To reduce the incidence of Salmonella enteritidis, producers with at least 3,000 but fewer than 50,000 laying hens must comply within 36 months after the rule’s publication. Producers with 50,000 or more laying hens must be in compliance with the rule within 12 months after its publication in the Federal Register.

Under the rule, egg producers must buy chicks and young hens only from suppliers who monitor for Salmonella; establish rodent, pest control, and biosecurity measures to prevent spread of bacteria throughout the farm by people and equipment; and conduct testing in the poultry house for Salmonella enteritidis. If the tests find the bacterium, a representative sample of the eggs must be tested over an 8-week period. If any of the four egg tests is positive, the producer must further process the eggs to destroy the bacteria, or divert the eggs to a non-food use.

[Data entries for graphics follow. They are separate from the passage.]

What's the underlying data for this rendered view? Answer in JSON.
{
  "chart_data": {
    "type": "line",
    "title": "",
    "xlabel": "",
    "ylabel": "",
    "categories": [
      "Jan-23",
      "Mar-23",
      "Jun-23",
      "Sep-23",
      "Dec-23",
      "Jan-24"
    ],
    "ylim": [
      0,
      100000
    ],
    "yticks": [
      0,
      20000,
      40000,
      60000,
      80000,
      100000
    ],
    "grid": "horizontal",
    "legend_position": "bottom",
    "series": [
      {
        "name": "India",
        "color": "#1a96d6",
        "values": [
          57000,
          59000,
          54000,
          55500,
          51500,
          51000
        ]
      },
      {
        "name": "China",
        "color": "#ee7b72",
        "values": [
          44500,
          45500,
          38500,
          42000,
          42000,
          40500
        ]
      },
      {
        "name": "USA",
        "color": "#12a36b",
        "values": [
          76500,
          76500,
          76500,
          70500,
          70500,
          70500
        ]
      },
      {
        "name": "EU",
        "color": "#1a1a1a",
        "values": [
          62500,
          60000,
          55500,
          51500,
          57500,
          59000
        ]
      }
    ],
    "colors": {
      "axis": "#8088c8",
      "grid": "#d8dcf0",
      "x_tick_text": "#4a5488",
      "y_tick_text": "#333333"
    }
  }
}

Egg producers also will have to clean and disinfect poultry houses that have tested positive for Salmonella enteritidis, and refrigerate eggs at 45° Fahrenheit temperature during storage and transportation no later than 36 hours after the eggs are laid.

Egg producers whose eggs receive treatments such as pasteurization still must comply with the refrigeration requirements. Similarly, certain persons such as distributors, packers, or truckers holding or transporting shell eggs also must comply with the refrigeration requirements.

To ensure compliance, egg producers will be required to maintain a written Salmonella enteritidis prevention plan and records documenting their compliance. Producers, except those who have less than 3,000 hens or who sell all their eggs directly to consumers, also must register with the F.D.A. The F.D.A. will develop guidance and enforcement plans to help egg producers comply with the rule.